The fifth type of online portfolio selection studies is the meta-learning approach. In this approach, multiple base experts are defined where each expert is equipped with different strategies and outputs one portfolio. Then all the output portfolios are combined together into a final portfolio. Vovk and Watkins (1998) employed the Aggregating Algorithm (AA) to tackle online portfolio selection problem, and generalized the worst-case bound of UP algorithm. Das and Banerjee (2011) studied different meta algorithms such as Online Gradient Update (OGU) and Online Newton Update (ONU), and demonstrated the effectiveness of them in online portfolio selection. Hazan and Seshadhri (2009) first proposed the Follow the Leading History algorithm (FLH) where the set of base experts was updated constantly and each base expert made predictions of future prices starting from a different time point in history. More meta-learning algorithms can be found in Akcoglu, Drineas, Kao, 2002, Akcoglu, Drineas, Kao, 2004; Vovk (1990).

This paper is an extended work of the OLMAR in Li and Hoi (2015) and Li, Hoi, Zhao, Gopalkrishnan, 2011b, Li, Hoi, Zhao, Gopalkrishnan, 2013. Although the OLMAR achieves better performance over many online portfolio selection algorithms, there are still some limitations which should be overcome carefully. Firstly, all the risky assets share the same decaying factor in OLMAR, which is set as a constant in all the investment periods. However, in practice, the price movement of each asset is subject to its own distribution function. It might be better to employ different decaying factors for different assets. In addition, the decaying factor of the risky asset should be adjusted constantly with the change of financial market. Secondly, in the decision making process of OLMAR, transaction costs are not considered for convenience of computation such that the solution can be derived by using a linear update formula. However, in its numerical experiments, the transaction costs are counted in computing the cumulative return and risk-related ratios based on the previous solution, which might cause considerable transaction costs in real trading activities and reduce total investment profit. Therefore, we propose the adaptive online net profit maximization algorithm (AOLNPM) by considering the adjusting decaying factors of different assets and transaction costs simultaneously. By combining the adaptive online moving average method (AOLMA) and the net profit maximization model (NPM), our AOLNPM algorithm contributes to the literature in four-fold.

• A novelly designed decaying factor is introduced, by which we gain predicted returns with better relative errors.

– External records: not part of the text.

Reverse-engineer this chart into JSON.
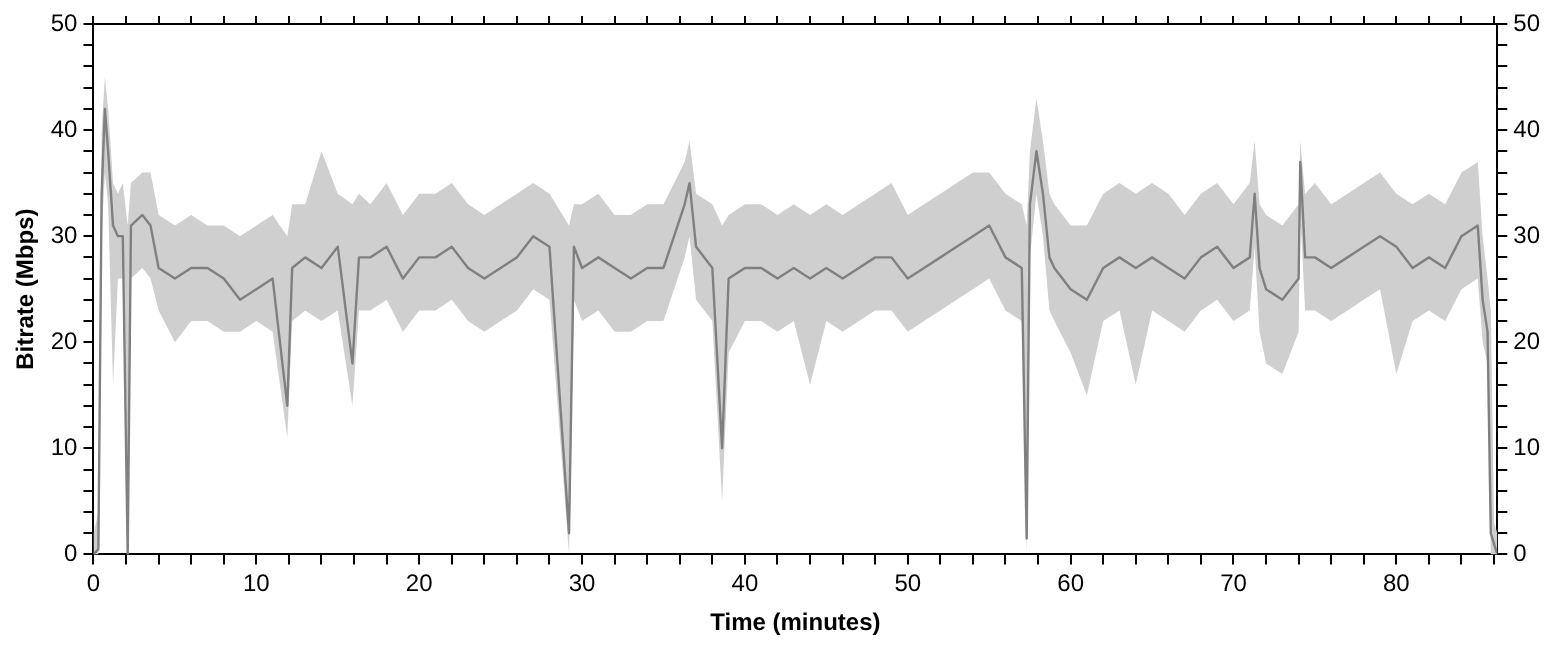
{
  "chart_data": {
    "type": "line",
    "xlabel": "Time (minutes)",
    "ylabel": "Bitrate (Mbps)",
    "xlim": [
      0,
      86.2
    ],
    "xticks": [
      0,
      {
        "value": 2,
        "label": null
      },
      {
        "value": 4,
        "label": null
      },
      {
        "value": 6,
        "label": null
      },
      {
        "value": 8,
        "label": null
      },
      10,
      {
        "value": 12,
        "label": null
      },
      {
        "value": 14,
        "label": null
      },
      {
        "value": 16,
        "label": null
      },
      {
        "value": 18,
        "label": null
      },
      20,
      {
        "value": 22,
        "label": null
      },
      {
        "value": 24,
        "label": null
      },
      {
        "value": 26,
        "label": null
      },
      {
        "value": 28,
        "label": null
      },
      30,
      {
        "value": 32,
        "label": null
      },
      {
        "value": 34,
        "label": null
      },
      {
        "value": 36,
        "label": null
      },
      {
        "value": 38,
        "label": null
      },
      40,
      {
        "value": 42,
        "label": null
      },
      {
        "value": 44,
        "label": null
      },
      {
        "value": 46,
        "label": null
      },
      {
        "value": 48,
        "label": null
      },
      50,
      {
        "value": 52,
        "label": null
      },
      {
        "value": 54,
        "label": null
      },
      {
        "value": 56,
        "label": null
      },
      {
        "value": 58,
        "label": null
      },
      60,
      {
        "value": 62,
        "label": null
      },
      {
        "value": 64,
        "label": null
      },
      {
        "value": 66,
        "label": null
      },
      {
        "value": 68,
        "label": null
      },
      70,
      {
        "value": 72,
        "label": null
      },
      {
        "value": 74,
        "label": null
      },
      {
        "value": 76,
        "label": null
      },
      {
        "value": 78,
        "label": null
      },
      80,
      {
        "value": 82,
        "label": null
      },
      {
        "value": 84,
        "label": null
      },
      {
        "value": 86,
        "label": null
      }
    ],
    "ylim": [
      0,
      50
    ],
    "yticks": [
      0,
      {
        "value": 2,
        "label": null
      },
      {
        "value": 4,
        "label": null
      },
      {
        "value": 6,
        "label": null
      },
      {
        "value": 8,
        "label": null
      },
      10,
      {
        "value": 12,
        "label": null
      },
      {
        "value": 14,
        "label": null
      },
      {
        "value": 16,
        "label": null
      },
      {
        "value": 18,
        "label": null
      },
      20,
      {
        "value": 22,
        "label": null
      },
      {
        "value": 24,
        "label": null
      },
      {
        "value": 26,
        "label": null
      },
      {
        "value": 28,
        "label": null
      },
      30,
      {
        "value": 32,
        "label": null
      },
      {
        "value": 34,
        "label": null
      },
      {
        "value": 36,
        "label": null
      },
      {
        "value": 38,
        "label": null
      },
      40,
      {
        "value": 42,
        "label": null
      },
      {
        "value": 44,
        "label": null
      },
      {
        "value": 46,
        "label": null
      },
      {
        "value": 48,
        "label": null
      },
      50
    ],
    "y2lim": [
      0,
      50
    ],
    "y2ticks": [
      0,
      {
        "value": 2,
        "label": null
      },
      {
        "value": 4,
        "label": null
      },
      {
        "value": 6,
        "label": null
      },
      {
        "value": 8,
        "label": null
      },
      10,
      {
        "value": 12,
        "label": null
      },
      {
        "value": 14,
        "label": null
      },
      {
        "value": 16,
        "label": null
      },
      {
        "value": 18,
        "label": null
      },
      20,
      {
        "value": 22,
        "label": null
      },
      {
        "value": 24,
        "label": null
      },
      {
        "value": 26,
        "label": null
      },
      {
        "value": 28,
        "label": null
      },
      30,
      {
        "value": 32,
        "label": null
      },
      {
        "value": 34,
        "label": null
      },
      {
        "value": 36,
        "label": null
      },
      {
        "value": 38,
        "label": null
      },
      40,
      {
        "value": 42,
        "label": null
      },
      {
        "value": 44,
        "label": null
      },
      {
        "value": 46,
        "label": null
      },
      {
        "value": 48,
        "label": null
      },
      50
    ],
    "grid": false,
    "legend": false,
    "marker": "none",
    "line_style": "solid",
    "series": [
      {
        "color": "#808080",
        "x": [
          0,
          0.3,
          0.5,
          0.7,
          0.9,
          1.2,
          1.5,
          1.8,
          2.1,
          2.3,
          3.0,
          3.5,
          4,
          5,
          6,
          7,
          8,
          9,
          10,
          11,
          11.9,
          12.2,
          13,
          14,
          15,
          15.9,
          16.3,
          17,
          18,
          19,
          20,
          21,
          22,
          23,
          24,
          25,
          26,
          27,
          28,
          29.2,
          29.5,
          30,
          31,
          32,
          33,
          34,
          35,
          36.3,
          36.6,
          37,
          38,
          38.6,
          39,
          40,
          41,
          42,
          43,
          44,
          45,
          46,
          47,
          48,
          49,
          50,
          51,
          52,
          53,
          54,
          55,
          56,
          57,
          57.3,
          57.5,
          57.9,
          58.3,
          58.7,
          59,
          60,
          61,
          62,
          63,
          64,
          65,
          66,
          67,
          68,
          69,
          70,
          71,
          71.3,
          71.6,
          72,
          73,
          74,
          74.1,
          74.4,
          75,
          76,
          77,
          78,
          79,
          80,
          81,
          82,
          83,
          84,
          85,
          85.3,
          85.6,
          85.8,
          86,
          86.2
        ],
        "values": [
          0,
          0.5,
          34,
          42,
          38,
          31,
          30,
          30,
          0,
          31,
          32,
          31,
          27,
          26,
          27,
          27,
          26,
          24,
          25,
          26,
          14,
          27,
          28,
          27,
          29,
          18,
          28,
          28,
          29,
          26,
          28,
          28,
          29,
          27,
          26,
          27,
          28,
          30,
          29,
          2,
          29,
          27,
          28,
          27,
          26,
          27,
          27,
          33,
          35,
          29,
          27,
          10,
          26,
          27,
          27,
          26,
          27,
          26,
          27,
          26,
          27,
          28,
          28,
          26,
          27,
          28,
          29,
          30,
          31,
          28,
          27,
          1.5,
          33,
          38,
          34,
          28,
          27,
          25,
          24,
          27,
          28,
          27,
          28,
          27,
          26,
          28,
          29,
          27,
          28,
          34,
          27,
          25,
          24,
          26,
          37,
          28,
          28,
          27,
          28,
          29,
          30,
          29,
          27,
          28,
          27,
          30,
          31,
          24,
          21,
          2,
          1,
          0
        ],
        "lower": [
          0,
          0,
          30,
          36,
          33,
          16,
          26,
          26,
          0,
          26,
          27,
          26,
          23,
          20,
          22,
          22,
          21,
          21,
          22,
          21,
          11,
          22,
          23,
          22,
          23,
          14,
          23,
          23,
          24,
          21,
          23,
          23,
          24,
          22,
          21,
          22,
          23,
          25,
          24,
          0,
          24,
          22,
          23,
          21,
          21,
          22,
          22,
          28,
          30,
          24,
          22,
          5,
          19,
          22,
          22,
          21,
          22,
          16,
          22,
          21,
          22,
          23,
          23,
          21,
          22,
          23,
          24,
          25,
          26,
          23,
          22,
          0,
          28,
          34,
          30,
          23,
          22,
          19,
          15,
          22,
          23,
          16,
          23,
          22,
          21,
          23,
          24,
          22,
          23,
          29,
          21,
          18,
          17,
          21,
          32,
          23,
          23,
          22,
          23,
          24,
          25,
          17,
          22,
          23,
          22,
          25,
          26,
          20,
          18,
          0,
          0,
          0
        ],
        "upper": [
          2,
          4,
          40,
          45,
          42,
          35,
          34,
          35,
          31,
          35,
          36,
          36,
          32,
          31,
          32,
          31,
          31,
          30,
          31,
          32,
          30,
          33,
          33,
          38,
          34,
          33,
          34,
          33,
          35,
          32,
          34,
          34,
          35,
          33,
          32,
          33,
          34,
          35,
          34,
          31,
          33,
          33,
          34,
          32,
          32,
          33,
          33,
          37,
          39,
          34,
          33,
          31,
          32,
          33,
          33,
          32,
          33,
          32,
          33,
          32,
          33,
          34,
          35,
          32,
          33,
          34,
          35,
          36,
          36,
          34,
          33,
          31,
          38,
          43,
          39,
          34,
          33,
          31,
          31,
          34,
          35,
          34,
          35,
          34,
          32,
          34,
          35,
          33,
          35,
          39,
          33,
          32,
          31,
          33,
          39,
          34,
          35,
          33,
          34,
          35,
          36,
          34,
          33,
          34,
          33,
          36,
          37,
          30,
          26,
          23,
          3,
          2
        ]
      }
    ]
  }
}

• Transaction costs are considered by maximizing the net profit of the whole portfolio in each period.

• The change of variables is employed to transform the nonlinear NPM into an equivalent linear programming problem, which is easier to solve and implement.

• The AOLNPM algorithm outperforms traditional online portfolio selection algorithms in multiple numerical experiments with different benchmark data sets.

The remainder of the paper is structured as follows. Section 2 gives a brief introduction of the online portfolio selection problem. Section 3 introduces the adaptive online moving average method and adaptive online net profit maximization algorithm. Section 4 provides the numerical experiments to demonstrate the effectiveness and practicability of our proposed algorithm. Finally, Section 5 gives the conclusions and discusses future research issues.